Шрифт:
"Покуда солнце взойдет -- роса очи выест", -- вспом-
нилось Миколе Скляному. Запахнув как можно плотнее видавший виды
кожушок, он пробирался через росистые кусты. Холодные обжигающие капли лезли
за шиворот.
– - Спасибо еще, эта баба кожух одолжила, а то в абверовском пиджаке и
вовсе бы богу душу отдал! Вот пройдешься километров пять туда, да столько же
обратно сквозь чащобу, да ночь в лесу посидишь. Старуха, хоть и ведьма, а
выручила.
Скляной поднялся наконец на вершину заросшего лесом и кустарником
холма, отсюда было видно далеко вокруг. По сторонам, словно стадо мохнатых
зеленых медведей, громоздились один на другой холмы. Спокойно все, будто нет
и не было никакой войны, будто в двухстах километрах к югу и на западе не
ревел тысячами орудий фронт. Да, вот оно как обернулось. Быстро катился
фронт на запад. А здесь, на занятой советскими войсками территории, уже
восстанавливалась нормальная жизнь.
Над холмами послышался неторопливый стрекот самолета. Скляной спрятался
под ветвями ближайшего дуба. Низко над землей шел "У-2", почтовый или
разведчик. Там, вверху, его уже озаряло вставшее солнце, красные звезды
переливались на плоскостях. Микола проводил его настороженным взглядом.
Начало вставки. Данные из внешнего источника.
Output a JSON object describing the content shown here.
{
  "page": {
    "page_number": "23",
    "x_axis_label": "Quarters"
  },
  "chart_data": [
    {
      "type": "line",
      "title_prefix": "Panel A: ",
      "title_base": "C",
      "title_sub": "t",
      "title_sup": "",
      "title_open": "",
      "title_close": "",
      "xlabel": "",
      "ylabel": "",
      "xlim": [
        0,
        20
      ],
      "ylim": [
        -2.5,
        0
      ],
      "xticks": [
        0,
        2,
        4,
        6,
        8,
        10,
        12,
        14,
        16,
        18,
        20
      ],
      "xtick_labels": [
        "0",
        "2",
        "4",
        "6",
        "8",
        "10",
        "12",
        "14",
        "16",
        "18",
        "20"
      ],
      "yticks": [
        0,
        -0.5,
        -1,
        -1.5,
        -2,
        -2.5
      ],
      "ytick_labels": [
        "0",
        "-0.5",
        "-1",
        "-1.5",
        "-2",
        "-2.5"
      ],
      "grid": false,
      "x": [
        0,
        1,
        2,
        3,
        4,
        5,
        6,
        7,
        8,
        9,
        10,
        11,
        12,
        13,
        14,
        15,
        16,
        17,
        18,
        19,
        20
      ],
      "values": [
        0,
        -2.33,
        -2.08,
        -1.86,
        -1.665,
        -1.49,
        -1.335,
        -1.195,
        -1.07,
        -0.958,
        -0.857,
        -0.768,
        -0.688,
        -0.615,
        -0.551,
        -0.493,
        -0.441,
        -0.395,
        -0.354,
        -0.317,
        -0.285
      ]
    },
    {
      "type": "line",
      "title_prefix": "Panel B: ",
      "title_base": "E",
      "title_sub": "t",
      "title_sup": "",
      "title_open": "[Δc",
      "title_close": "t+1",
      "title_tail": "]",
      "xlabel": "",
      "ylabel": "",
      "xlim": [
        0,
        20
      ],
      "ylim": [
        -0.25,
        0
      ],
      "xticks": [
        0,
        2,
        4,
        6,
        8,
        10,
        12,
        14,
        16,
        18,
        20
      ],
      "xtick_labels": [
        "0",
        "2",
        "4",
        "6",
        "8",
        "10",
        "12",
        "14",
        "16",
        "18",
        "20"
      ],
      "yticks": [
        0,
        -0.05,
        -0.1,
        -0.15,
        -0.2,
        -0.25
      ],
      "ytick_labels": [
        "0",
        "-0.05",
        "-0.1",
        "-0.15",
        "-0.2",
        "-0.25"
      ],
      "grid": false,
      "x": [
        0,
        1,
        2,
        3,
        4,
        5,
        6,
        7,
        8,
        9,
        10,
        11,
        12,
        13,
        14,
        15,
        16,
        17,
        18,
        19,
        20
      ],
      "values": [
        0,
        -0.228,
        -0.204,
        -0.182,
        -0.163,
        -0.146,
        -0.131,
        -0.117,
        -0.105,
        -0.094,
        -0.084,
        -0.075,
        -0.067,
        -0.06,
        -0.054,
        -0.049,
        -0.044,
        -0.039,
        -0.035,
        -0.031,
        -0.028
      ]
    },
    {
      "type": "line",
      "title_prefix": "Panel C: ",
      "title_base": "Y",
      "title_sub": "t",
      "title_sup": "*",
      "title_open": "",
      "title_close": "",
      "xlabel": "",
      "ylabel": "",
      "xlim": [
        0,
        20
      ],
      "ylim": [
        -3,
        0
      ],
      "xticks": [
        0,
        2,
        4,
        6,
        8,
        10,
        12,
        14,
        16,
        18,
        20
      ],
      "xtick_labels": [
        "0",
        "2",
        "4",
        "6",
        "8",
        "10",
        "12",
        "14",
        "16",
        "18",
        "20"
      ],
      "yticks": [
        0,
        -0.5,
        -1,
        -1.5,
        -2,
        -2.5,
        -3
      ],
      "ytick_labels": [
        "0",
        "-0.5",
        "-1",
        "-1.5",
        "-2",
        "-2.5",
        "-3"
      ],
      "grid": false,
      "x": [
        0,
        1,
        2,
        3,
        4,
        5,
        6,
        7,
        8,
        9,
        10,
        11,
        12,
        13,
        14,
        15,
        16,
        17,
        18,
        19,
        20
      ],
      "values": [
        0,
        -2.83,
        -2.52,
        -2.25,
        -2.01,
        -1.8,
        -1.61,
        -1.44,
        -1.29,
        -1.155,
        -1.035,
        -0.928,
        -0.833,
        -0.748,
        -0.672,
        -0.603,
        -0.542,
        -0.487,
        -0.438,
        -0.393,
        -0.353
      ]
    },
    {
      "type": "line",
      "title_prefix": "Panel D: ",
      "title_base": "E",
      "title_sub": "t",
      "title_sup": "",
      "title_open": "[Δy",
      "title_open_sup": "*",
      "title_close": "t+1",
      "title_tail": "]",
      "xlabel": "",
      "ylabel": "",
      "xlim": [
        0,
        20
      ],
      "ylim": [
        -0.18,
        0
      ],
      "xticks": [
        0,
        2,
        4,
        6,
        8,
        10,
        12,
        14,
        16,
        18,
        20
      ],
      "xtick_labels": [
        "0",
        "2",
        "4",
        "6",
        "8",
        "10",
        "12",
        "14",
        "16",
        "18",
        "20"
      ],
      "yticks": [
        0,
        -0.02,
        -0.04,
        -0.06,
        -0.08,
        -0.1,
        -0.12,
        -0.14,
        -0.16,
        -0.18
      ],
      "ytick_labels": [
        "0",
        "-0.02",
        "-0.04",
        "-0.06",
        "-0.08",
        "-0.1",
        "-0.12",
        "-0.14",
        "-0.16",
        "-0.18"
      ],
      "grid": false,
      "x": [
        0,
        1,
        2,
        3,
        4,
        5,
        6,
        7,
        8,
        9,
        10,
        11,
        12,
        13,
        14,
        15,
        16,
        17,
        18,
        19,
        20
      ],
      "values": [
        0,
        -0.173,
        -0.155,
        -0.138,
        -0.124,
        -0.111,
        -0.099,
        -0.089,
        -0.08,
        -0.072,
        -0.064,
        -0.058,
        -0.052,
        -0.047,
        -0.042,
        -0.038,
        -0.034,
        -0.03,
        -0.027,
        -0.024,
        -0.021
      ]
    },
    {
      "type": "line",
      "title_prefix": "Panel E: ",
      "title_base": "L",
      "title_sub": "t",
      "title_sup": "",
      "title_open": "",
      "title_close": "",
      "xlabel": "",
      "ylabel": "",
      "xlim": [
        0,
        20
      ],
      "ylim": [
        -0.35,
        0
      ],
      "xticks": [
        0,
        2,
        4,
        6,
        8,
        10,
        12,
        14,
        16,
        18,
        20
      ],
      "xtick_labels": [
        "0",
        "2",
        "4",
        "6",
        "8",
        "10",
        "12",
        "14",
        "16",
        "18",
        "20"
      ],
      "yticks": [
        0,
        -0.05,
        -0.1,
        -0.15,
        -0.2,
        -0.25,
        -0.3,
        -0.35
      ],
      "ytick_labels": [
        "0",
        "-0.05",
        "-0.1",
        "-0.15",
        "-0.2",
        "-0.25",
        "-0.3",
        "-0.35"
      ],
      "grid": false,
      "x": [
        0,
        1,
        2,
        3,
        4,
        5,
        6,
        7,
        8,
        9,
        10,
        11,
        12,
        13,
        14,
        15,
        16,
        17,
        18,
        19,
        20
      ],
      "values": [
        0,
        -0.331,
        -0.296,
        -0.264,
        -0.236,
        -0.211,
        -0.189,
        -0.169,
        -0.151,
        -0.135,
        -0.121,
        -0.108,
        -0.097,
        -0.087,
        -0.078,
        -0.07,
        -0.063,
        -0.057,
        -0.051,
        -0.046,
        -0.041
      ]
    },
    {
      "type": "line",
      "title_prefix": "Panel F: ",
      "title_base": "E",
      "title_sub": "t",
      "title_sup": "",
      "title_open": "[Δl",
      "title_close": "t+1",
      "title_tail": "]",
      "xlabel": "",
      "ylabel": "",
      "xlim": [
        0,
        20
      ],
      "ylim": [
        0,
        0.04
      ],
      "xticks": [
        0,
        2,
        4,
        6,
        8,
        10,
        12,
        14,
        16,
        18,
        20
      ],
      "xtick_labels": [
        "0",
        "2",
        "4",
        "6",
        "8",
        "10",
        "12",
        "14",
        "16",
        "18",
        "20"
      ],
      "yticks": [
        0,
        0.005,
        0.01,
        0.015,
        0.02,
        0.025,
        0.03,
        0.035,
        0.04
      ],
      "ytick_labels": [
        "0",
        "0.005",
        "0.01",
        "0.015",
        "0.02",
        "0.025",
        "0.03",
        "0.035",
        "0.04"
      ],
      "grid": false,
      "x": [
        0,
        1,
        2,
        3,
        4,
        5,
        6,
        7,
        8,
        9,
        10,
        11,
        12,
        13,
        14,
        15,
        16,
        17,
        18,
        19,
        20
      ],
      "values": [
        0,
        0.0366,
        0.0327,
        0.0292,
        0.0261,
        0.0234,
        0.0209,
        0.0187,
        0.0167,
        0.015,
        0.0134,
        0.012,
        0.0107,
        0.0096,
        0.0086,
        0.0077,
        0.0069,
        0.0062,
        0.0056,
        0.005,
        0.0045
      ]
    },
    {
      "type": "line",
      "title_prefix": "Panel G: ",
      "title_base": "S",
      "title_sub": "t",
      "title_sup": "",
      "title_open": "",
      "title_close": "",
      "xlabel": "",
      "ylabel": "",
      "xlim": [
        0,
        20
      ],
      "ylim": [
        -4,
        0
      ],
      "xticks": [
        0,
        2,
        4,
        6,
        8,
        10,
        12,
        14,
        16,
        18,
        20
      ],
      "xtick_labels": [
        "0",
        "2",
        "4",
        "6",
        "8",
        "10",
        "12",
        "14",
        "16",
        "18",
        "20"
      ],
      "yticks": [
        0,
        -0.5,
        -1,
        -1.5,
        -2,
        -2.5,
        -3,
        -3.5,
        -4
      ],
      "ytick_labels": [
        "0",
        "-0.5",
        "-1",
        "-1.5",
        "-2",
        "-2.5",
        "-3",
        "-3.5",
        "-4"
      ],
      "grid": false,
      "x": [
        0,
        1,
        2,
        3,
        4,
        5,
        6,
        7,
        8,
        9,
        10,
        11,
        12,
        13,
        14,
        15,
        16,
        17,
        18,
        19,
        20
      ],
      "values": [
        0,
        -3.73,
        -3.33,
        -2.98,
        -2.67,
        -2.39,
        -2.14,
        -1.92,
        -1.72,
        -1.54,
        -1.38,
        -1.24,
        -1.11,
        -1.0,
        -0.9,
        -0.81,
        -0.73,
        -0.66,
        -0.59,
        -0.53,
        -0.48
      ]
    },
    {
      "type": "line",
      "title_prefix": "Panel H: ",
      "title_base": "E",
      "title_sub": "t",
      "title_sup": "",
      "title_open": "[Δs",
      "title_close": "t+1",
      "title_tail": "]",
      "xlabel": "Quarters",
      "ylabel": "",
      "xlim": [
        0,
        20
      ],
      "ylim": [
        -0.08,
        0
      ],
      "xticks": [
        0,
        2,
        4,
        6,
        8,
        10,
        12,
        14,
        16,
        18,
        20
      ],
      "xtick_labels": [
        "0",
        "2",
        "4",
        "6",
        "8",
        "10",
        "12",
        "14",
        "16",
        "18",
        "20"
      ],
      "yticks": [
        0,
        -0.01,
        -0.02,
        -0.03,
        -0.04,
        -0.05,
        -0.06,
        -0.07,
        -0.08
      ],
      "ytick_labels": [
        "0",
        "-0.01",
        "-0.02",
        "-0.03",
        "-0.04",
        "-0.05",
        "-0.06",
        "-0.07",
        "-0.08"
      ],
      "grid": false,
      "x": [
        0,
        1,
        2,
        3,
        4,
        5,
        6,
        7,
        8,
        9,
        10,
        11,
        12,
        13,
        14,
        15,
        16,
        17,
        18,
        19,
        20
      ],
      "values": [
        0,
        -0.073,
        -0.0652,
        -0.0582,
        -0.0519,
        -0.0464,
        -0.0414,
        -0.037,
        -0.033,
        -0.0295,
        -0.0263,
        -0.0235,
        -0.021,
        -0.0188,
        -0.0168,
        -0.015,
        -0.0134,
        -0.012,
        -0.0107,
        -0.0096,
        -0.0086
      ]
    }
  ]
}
Носил когда-то и он такую же звезду на пилотке. И назывался тогда
красноармейцем. Как будто недавно это было: всего три года назад, а кажется
– - прошла целая вечность. Сколько событий: плен, лагерь, потом отряд
карателей и школа гестапо под Винницей. Да, далеко он ушел от красной
звезды. В плен Микола сдался по доброй воле. Ему, редкостному радиомастеру
из Львова, война с фашистами казалась тогда вовсе посторонним делом. Но,
хлебнув лагерной жизни, он решил, что ему выгоднее полностью перейти на
сторону гитлеровцев, чем мучиться в лагере. Так он попал в диверсанты. И вот
уже полтора года страх перед расплатой гонит его все дальше и дальше по этой
дороге. Теперь он опытный, бывалый радист-диверсант.
Нынешняя операция не нравилась Скляному -- слишком далеко их забросили
за линию фронта. Правда, и группа не мала, тридцать человек. Но что такое
даже три десятка абверских агентов, дерущихся с упорством обреченных?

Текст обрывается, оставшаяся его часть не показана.